Logistic regression: should I remove observations with IV combinations that cannot lead to DV=1? I am studying the effect of changes in household state on transport mode changes in people's life trajectories. My model is such that each observation I have is a 2-year period in a person's life. My DV is mode change, and it is binary: has there been a mode change in the period? My two predictors are similarly binary: has the respondent married in the period? has the respondent had a child in the period? I am interested in whether these two events have a significant relationship with the likelihood that one changes transport mode.
Question: I do know that it is impossible that someone who is already married marries again. Thus, I am confused about whether I should filter out observation windows in which the respondent is married at the beginning. My worry is that these observations (which happen most often) may be biasing my overall results in the regression. Does this make sense? 
 A: Your variable really has 3 levels, not 2:


*

*Got married

*Already married

*Not married and didn't get married


So you should consider adding in 2 dummies, one for "Already Married" and another for "Not Married", with "Got Married" as the omitted category (or shift around to whatever makes more theoretical sense). 
If you restrict your sample to only include individuals who are not married at time=0, then your interpretation of the coefficient on "has child" changes.

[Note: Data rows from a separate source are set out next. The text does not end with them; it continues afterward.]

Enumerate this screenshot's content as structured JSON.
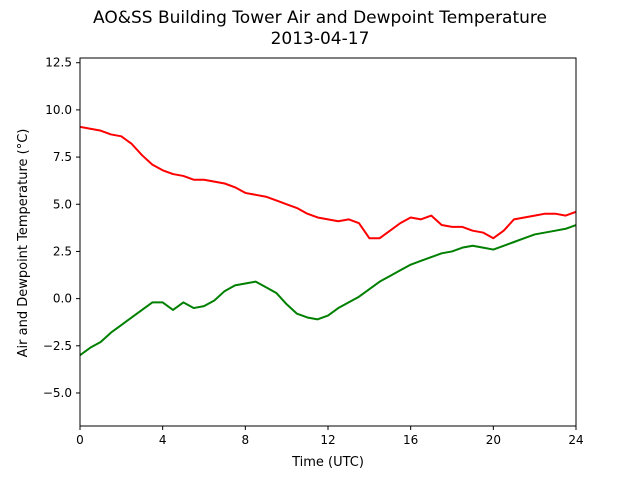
{
  "chart_data": {
    "type": "line",
    "title": "AO&SS Building Tower Air and Dewpoint Temperature",
    "subtitle": "2013-04-17",
    "xlabel": "Time (UTC)",
    "ylabel": "Air and Dewpoint Temperature (°C)",
    "xlim": [
      0,
      24
    ],
    "ylim": [
      -6.75,
      12.75
    ],
    "x_ticks": [
      0,
      4,
      8,
      12,
      16,
      20,
      24
    ],
    "y_ticks": [
      -5.0,
      -2.5,
      0.0,
      2.5,
      5.0,
      7.5,
      10.0,
      12.5
    ],
    "y_tick_labels": [
      "−5.0",
      "−2.5",
      "0.0",
      "2.5",
      "5.0",
      "7.5",
      "10.0",
      "12.5"
    ],
    "grid": false,
    "series": [
      {
        "color": "#ff0000",
        "x": [
          0,
          0.5,
          1,
          1.5,
          2,
          2.5,
          3,
          3.5,
          4,
          4.5,
          5,
          5.5,
          6,
          6.5,
          7,
          7.5,
          8,
          8.5,
          9,
          9.5,
          10,
          10.5,
          11,
          11.5,
          12,
          12.5,
          13,
          13.5,
          14,
          14.5,
          15,
          15.5,
          16,
          16.5,
          17,
          17.5,
          18,
          18.5,
          19,
          19.5,
          20,
          20.5,
          21,
          21.5,
          22,
          22.5,
          23,
          23.5,
          24
        ],
        "values": [
          9.1,
          9.0,
          8.9,
          8.7,
          8.6,
          8.2,
          7.6,
          7.1,
          6.8,
          6.6,
          6.5,
          6.3,
          6.3,
          6.2,
          6.1,
          5.9,
          5.6,
          5.5,
          5.4,
          5.2,
          5.0,
          4.8,
          4.5,
          4.3,
          4.2,
          4.1,
          4.2,
          4.0,
          3.2,
          3.2,
          3.6,
          4.0,
          4.3,
          4.2,
          4.4,
          3.9,
          3.8,
          3.8,
          3.6,
          3.5,
          3.2,
          3.6,
          4.2,
          4.3,
          4.4,
          4.5,
          4.5,
          4.4,
          4.6
        ]
      },
      {
        "color": "#008000",
        "x": [
          0,
          0.5,
          1,
          1.5,
          2,
          2.5,
          3,
          3.5,
          4,
          4.5,
          5,
          5.5,
          6,
          6.5,
          7,
          7.5,
          8,
          8.5,
          9,
          9.5,
          10,
          10.5,
          11,
          11.5,
          12,
          12.5,
          13,
          13.5,
          14,
          14.5,
          15,
          15.5,
          16,
          16.5,
          17,
          17.5,
          18,
          18.5,
          19,
          19.5,
          20,
          20.5,
          21,
          21.5,
          22,
          22.5,
          23,
          23.5,
          24
        ],
        "values": [
          -3.0,
          -2.6,
          -2.3,
          -1.8,
          -1.4,
          -1.0,
          -0.6,
          -0.2,
          -0.2,
          -0.6,
          -0.2,
          -0.5,
          -0.4,
          -0.1,
          0.4,
          0.7,
          0.8,
          0.9,
          0.6,
          0.3,
          -0.3,
          -0.8,
          -1.0,
          -1.1,
          -0.9,
          -0.5,
          -0.2,
          0.1,
          0.5,
          0.9,
          1.2,
          1.5,
          1.8,
          2.0,
          2.2,
          2.4,
          2.5,
          2.7,
          2.8,
          2.7,
          2.6,
          2.8,
          3.0,
          3.2,
          3.4,
          3.5,
          3.6,
          3.7,
          3.9
        ]
      }
    ]
  }
}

It becomes the average change in log-odds among those that were not married at time=0. I don't think that is what you are looking for.
Also, keep in mind, you should be careful running the restricted sample model compared to the full model with a logit regression. You cannot necessarily compare logistic regression models across different samples, because of the latent scaling factor/unobservable heterogeneity in a logit model. See this post for a more detailed description.
You can include interaction terms if you believe the effect of having children is different for those that got married vs those that were already married vs those that never married.